22 February 2009 - Fr Terry Tastard

The story of the paralytic lowered through the roof always fascinates children. They love the element of naughtiness that goes with the story. They imagine the shock and disbelief as the men smash a hole in the roof, showering everybody with debris. Perhaps children have it right, because this story (Mk. 2.1-12) is full of surprises.

The drama of the roof is the first surprise. The second comes with the words of Jesus. The man wants to be healed from a terrible paralysis. Yet Jesus offers him forgiveness of sins. We find ourselves taken aback, and perhaps a little shocked at this. Why should Jesus offer forgiveness when healing was requested? Perhaps the man,s paralysis was the result of some terrible physical illness. Or perhaps it came from neurosis, for example from depression or guilt, for these things can literally paralyse a person. Either way, the forgiveness that Jesus offered gave the man what he needed. In our own day we are aware how body, mind and spirit interact. The man needed a word of hope, something that would cut through his misery and give him something to cling to. Jesus spoke a freeing word. Not only in the forgiveness, but in the challenge to take his bedding and go. This challenge tells the man that Jesus believes he has the inner resources to do this. Jesus believes that the paralytic can summon the energy that is necessary, banish doubts, and stand up in front of all these sceptical people. Jesus gives a challenge, and the man rises to it. The affirmation offered by Jesus has set him free.

Affirmation is one of the most wonderful things in life. Parents regularly encourage their children, giving them self-confidence to believe that they can succeed. The best teachers are experts at affirmation, encouraging their students. In the work place, too, affirmation can be crucial: being helped to discover your capabilities is so important. And here in the gospel we have Jesus as the supreme affirmation from God. Jesus tells us that God believes in us, loves us, is for us, and will forgive our sins so that a fresh start is possible. And so this paralytic man hears Jesus not only set him free from sin, but tell him literally to pick himself up. No wonder St Paul wrote the lyrical words we hear today from 2 Corinthians 1.18-22: 'The Son of God was never Yes and No: with him was always Yes.' There is no affirmation greater than this: God is with us, and has set his healing power among us, in and through Christ.

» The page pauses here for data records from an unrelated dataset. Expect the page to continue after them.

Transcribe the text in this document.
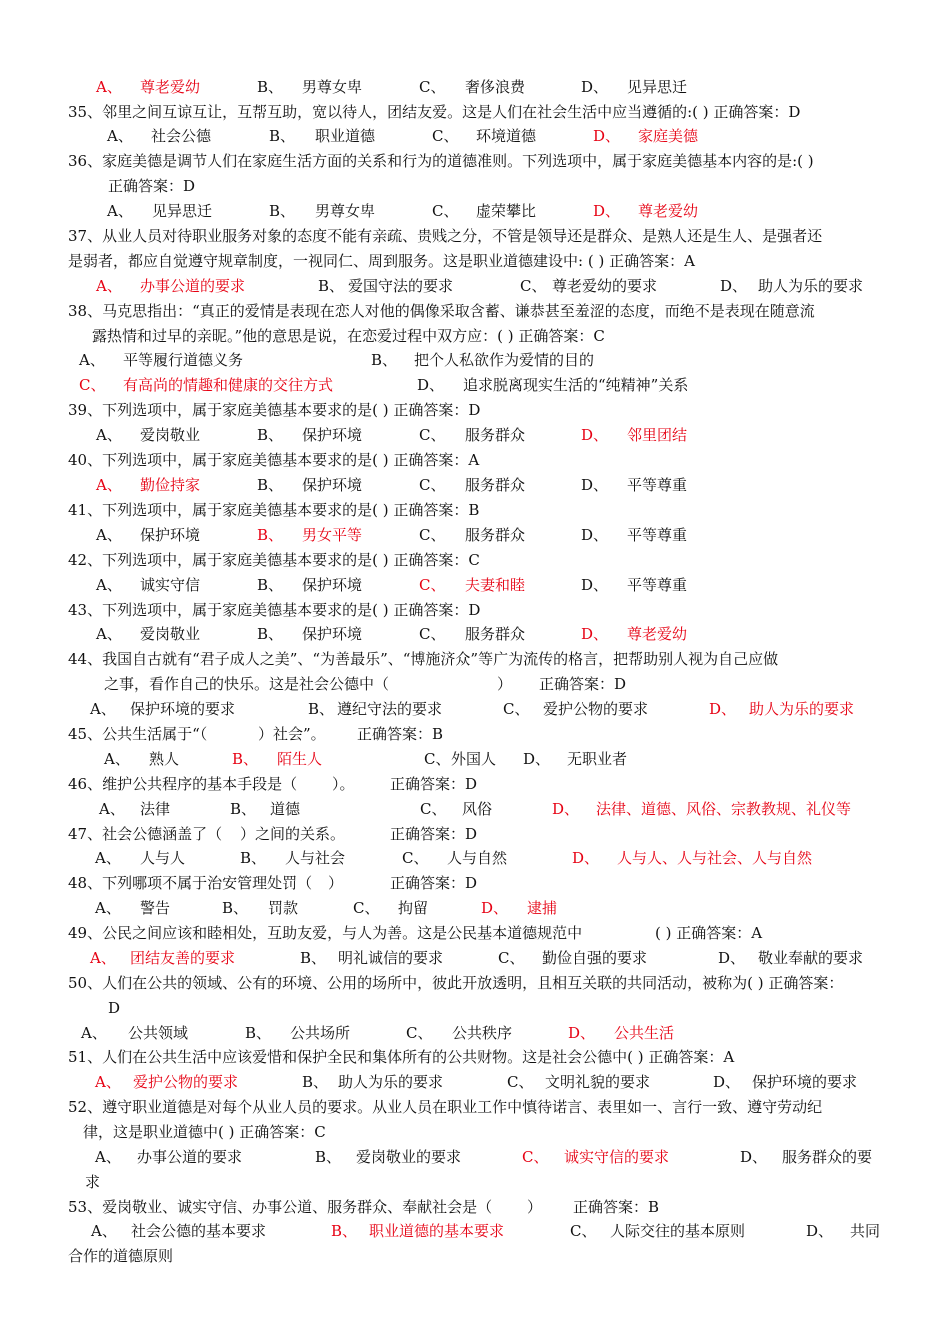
A、 尊老爱幼	B、 男尊女卑	C、 奢侈浪费	D、 见异思迁
35、邻里之间互谅互让，互帮互助，宽以待人，团结友爱。这是人们在社会生活中应当遵循的:( ) 正确答案：D
A、 社会公德	B、 职业道德	C、 环境道德	D、 家庭美德
36、家庭美德是调节人们在家庭生活方面的关系和行为的道德准则。下列选项中，属于家庭美德基本内容的是:( )
正确答案：D
A、 见异思迁	B、 男尊女卑	C、 虚荣攀比	D、 尊老爱幼
37、从业人员对待职业服务对象的态度不能有亲疏、贵贱之分，不管是领导还是群众、是熟人还是生人、是强者还
是弱者，都应自觉遵守规章制度，一视同仁、周到服务。这是职业道德建设中: ( ) 正确答案：A
A、 办事公道的要求	B、 爱国守法的要求	C、 尊老爱幼的要求	D、 助人为乐的要求
38、马克思指出：“真正的爱情是表现在恋人对他的偶像采取含蓄、谦恭甚至羞涩的态度，而绝不是表现在随意流
露热情和过早的亲昵。”他的意思是说，在恋爱过程中双方应：( ) 正确答案：C
A、 平等履行道德义务	B、 把个人私欲作为爱情的目的
C、 有高尚的情趣和健康的交往方式	D、 追求脱离现实生活的“纯精神”关系
39、下列选项中，属于家庭美德基本要求的是( ) 正确答案：D
A、 爱岗敬业	B、 保护环境	C、 服务群众	D、 邻里团结
40、下列选项中，属于家庭美德基本要求的是( ) 正确答案：A
A、 勤俭持家	B、 保护环境	C、 服务群众	D、 平等尊重
41、下列选项中，属于家庭美德基本要求的是( ) 正确答案：B
A、 保护环境	B、 男女平等	C、 服务群众	D、 平等尊重
42、下列选项中，属于家庭美德基本要求的是( ) 正确答案：C
A、 诚实守信	B、 保护环境	C、 夫妻和睦	D、 平等尊重
43、下列选项中，属于家庭美德基本要求的是( ) 正确答案：D
A、 爱岗敬业	B、 保护环境	C、 服务群众	D、 尊老爱幼
44、我国自古就有“君子成人之美”、“为善最乐”、“博施济众”等广为流传的格言，把帮助别人视为自己应做
之事，看作自己的快乐。这是社会公德中（	） 正确答案：D
A、 保护环境的要求	B、 遵纪守法的要求	C、 爱护公物的要求	D、 助人为乐的要求
45、公共生活属于“（	）社会”。 正确答案：B
A、 熟人	B、 陌生人	C、 外国人 D、 无职业者
46、维护公共程序的基本手段是（ ）。 正确答案：D
A、 法律	B、 道德	C、 风俗	D、 法律、道德、风俗、宗教教规、礼仪等
47、社会公德涵盖了（ ）之间的关系。	正确答案：D
A、 人与人	B、 人与社会	C、 人与自然	D、 人与人、人与社会、人与自然
48、下列哪项不属于治安管理处罚（ ）	正确答案：D
A、 警告	B、 罚款	C、 拘留	D、 逮捕
49、公民之间应该和睦相处，互助友爱，与人为善。这是公民基本道德规范中	( ) 正确答案：A
A、 团结友善的要求	B、 明礼诚信的要求	C、 勤俭自强的要求	D、 敬业奉献的要求
50、人们在公共的领域、公有的环境、公用的场所中，彼此开放透明，且相互关联的共同活动，被称为( ) 正确答案：
D
A、 公共领域	B、 公共场所	C、 公共秩序	D、 公共生活
51、人们在公共生活中应该爱惜和保护全民和集体所有的公共财物。这是社会公德中( ) 正确答案：A
A、 爱护公物的要求	B、 助人为乐的要求	C、 文明礼貌的要求	D、 保护环境的要求
52、遵守职业道德是对每个从业人员的要求。从业人员在职业工作中慎待诺言、表里如一、言行一致、遵守劳动纪
律，这是职业道德中( ) 正确答案：C
A、 办事公道的要求	B、 爱岗敬业的要求	C、 诚实守信的要求	D、 服务群众的要
求
53、爱岗敬业、诚实守信、办事公道、服务群众、奉献社会是（ ） 正确答案：B
A、 社会公德的基本要求	B、 职业道德的基本要求	C、 人际交往的基本原则	D、 共同
合作的道德原则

The religious experts responded to the healing by citing the law. Their instincts were surely correct and they acted from good intent. Only God can forgive sins. This startling event pointed to the true nature of Jesus. It was difficult for the scribes to see what God was doing in front of their very eyes. Before we criticise them for this, perhaps we should wonder how many times God has shown himself in our midst and we have failed to notice.

Fr Terry Tastard is Parish Priest of Holy Trinity Roman Catholic Church, Brook Green, London W6.